Critica politica con limiti

Pubblicato il 17 settembre 2016

Il diritto di critica, anche politica, non può manifestarsi attraverso affermazioni gratuite, lesive della personalità professionale di soggetti esercenti attività di informazione, attraverso l’attribuzione agli stessi di finalità di tipo personalistico a cui piegare la conduzione di un servizio giornalistico, prescindendo da ogni argomentazione a sostegno di tali affermazioni ed attribuendo malafede e disonestà intellettuale semplicemente per la non condivisione del servizio stesso.

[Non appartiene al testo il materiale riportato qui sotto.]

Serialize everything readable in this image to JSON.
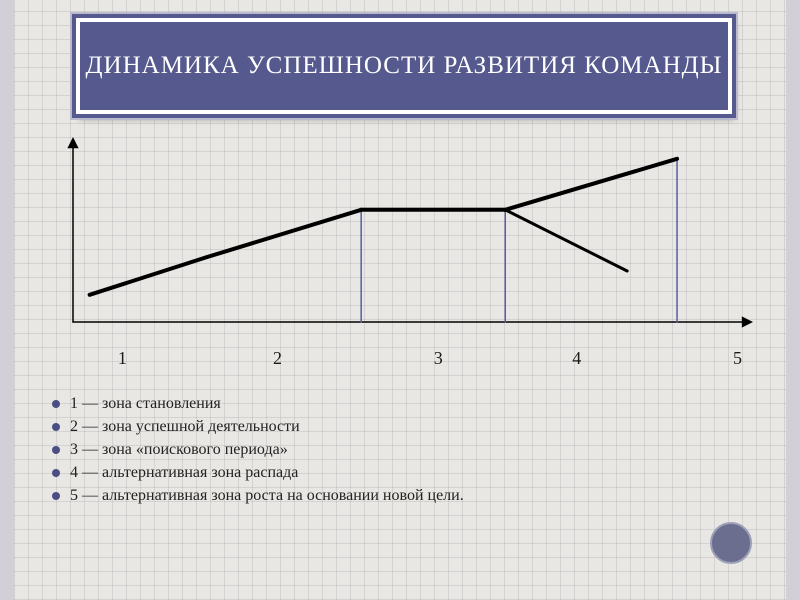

Lo ha affermato la Corte di Cassazione, quinta sezione penale, rigettando il ricorso di una donna, condannata per diffamazione per aver, in qualità di sindaco di una città, divulgato alla stampa il testo di alcune lettere contenenti espressioni ripetutamente offensive della reputazione dei direttori di un servizio giornalistico.

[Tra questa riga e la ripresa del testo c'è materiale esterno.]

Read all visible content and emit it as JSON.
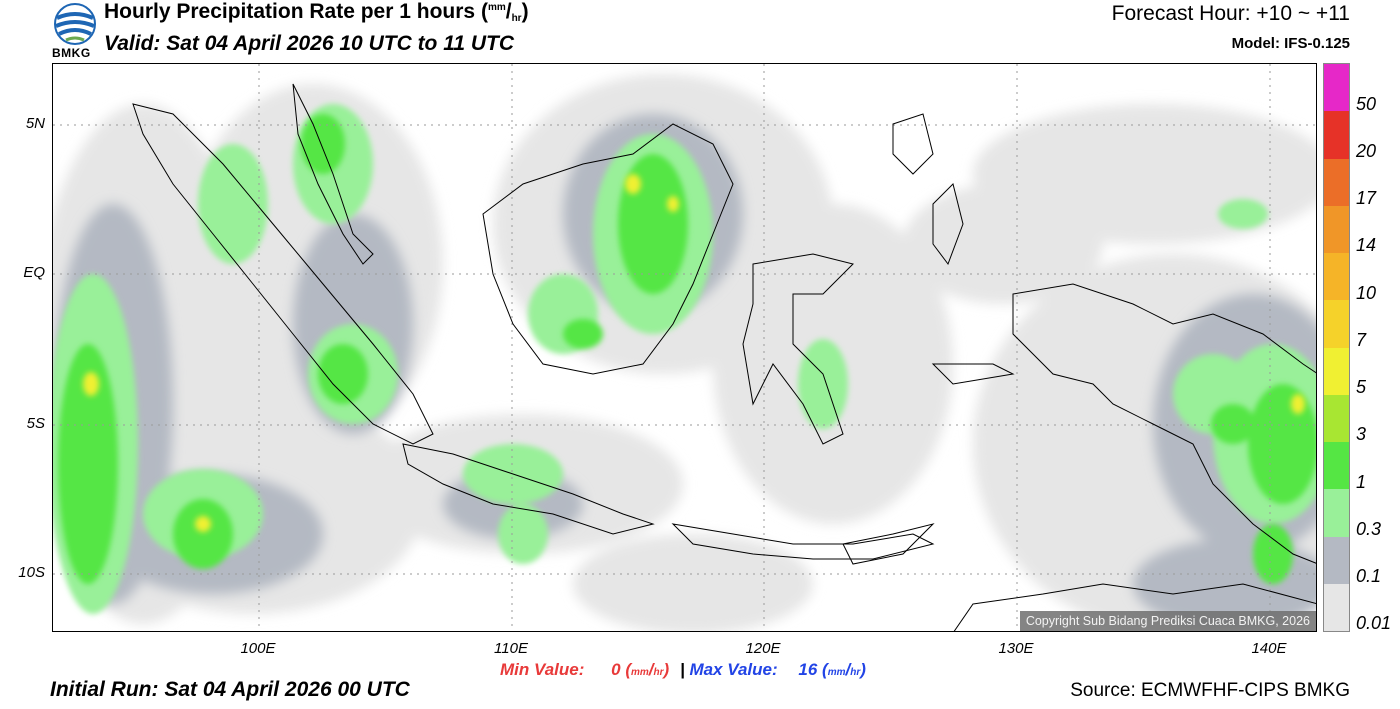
{
  "header": {
    "logo_text": "BMKG",
    "title_main": "Hourly Precipitation Rate per 1 hours",
    "title_unit_num": "mm",
    "title_unit_den": "hr",
    "valid": "Valid: Sat 04 April 2026 10 UTC to 11 UTC",
    "forecast_hour": "Forecast Hour: +10 ~ +11",
    "model": "Model: IFS-0.125"
  },
  "map": {
    "lat_labels": [
      "5N",
      "EQ",
      "5S",
      "10S"
    ],
    "lon_labels": [
      "100E",
      "110E",
      "120E",
      "130E",
      "140E"
    ],
    "copyright": "Copyright Sub Bidang Prediksi Cuaca BMKG, 2026"
  },
  "colorbar": {
    "levels": [
      "0.01",
      "0.1",
      "0.3",
      "1",
      "3",
      "5",
      "7",
      "10",
      "14",
      "17",
      "20",
      "50"
    ],
    "colors": [
      "#e6e6e6",
      "#b4b9c3",
      "#99f099",
      "#55e644",
      "#a8e632",
      "#f0f032",
      "#f5d22a",
      "#f5b428",
      "#f09628",
      "#eb6e28",
      "#e63228",
      "#e628c8"
    ]
  },
  "footer": {
    "min_label": "Min Value:",
    "min_value": "0",
    "separator": "|",
    "max_label": "Max Value:",
    "max_value": "16",
    "unit_num": "mm",
    "unit_den": "hr",
    "initial_run": "Initial Run: Sat 04 April 2026 00 UTC",
    "source": "Source: ECMWFHF-CIPS BMKG"
  }
}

Diffamazione Elemento soggettivo

L’ errore sulla veridicità dei fatti o sulla correttezza dei giudizi oggetto della condotta incriminata – secondo gli ermellini – non esclude il dolo richiesto dalla norma qui contestata, non ricadendo sugli elementi costitutivi della fattispecie e potendo il reato essere consumato anche divulgando la verità.

Ai fini dell’elemento soggettivo, è sufficiente la consapevolezza di formulare giudizi oggettivamente lesivi della reputazione altrui. E nel caso di specie – conclude la Corte con sentenza n. 38311 del 15 settembre 2016 - appare evidente come il ruolo rivestito dalla ricorrente e la sua veste di amministratrice locale, fossero dimostrative di competenza e capacità a calibrare e dosare la terminologia, dunque della sua piena consapevolezza sul carattere oggettivamente lesivo delle frasi formulate.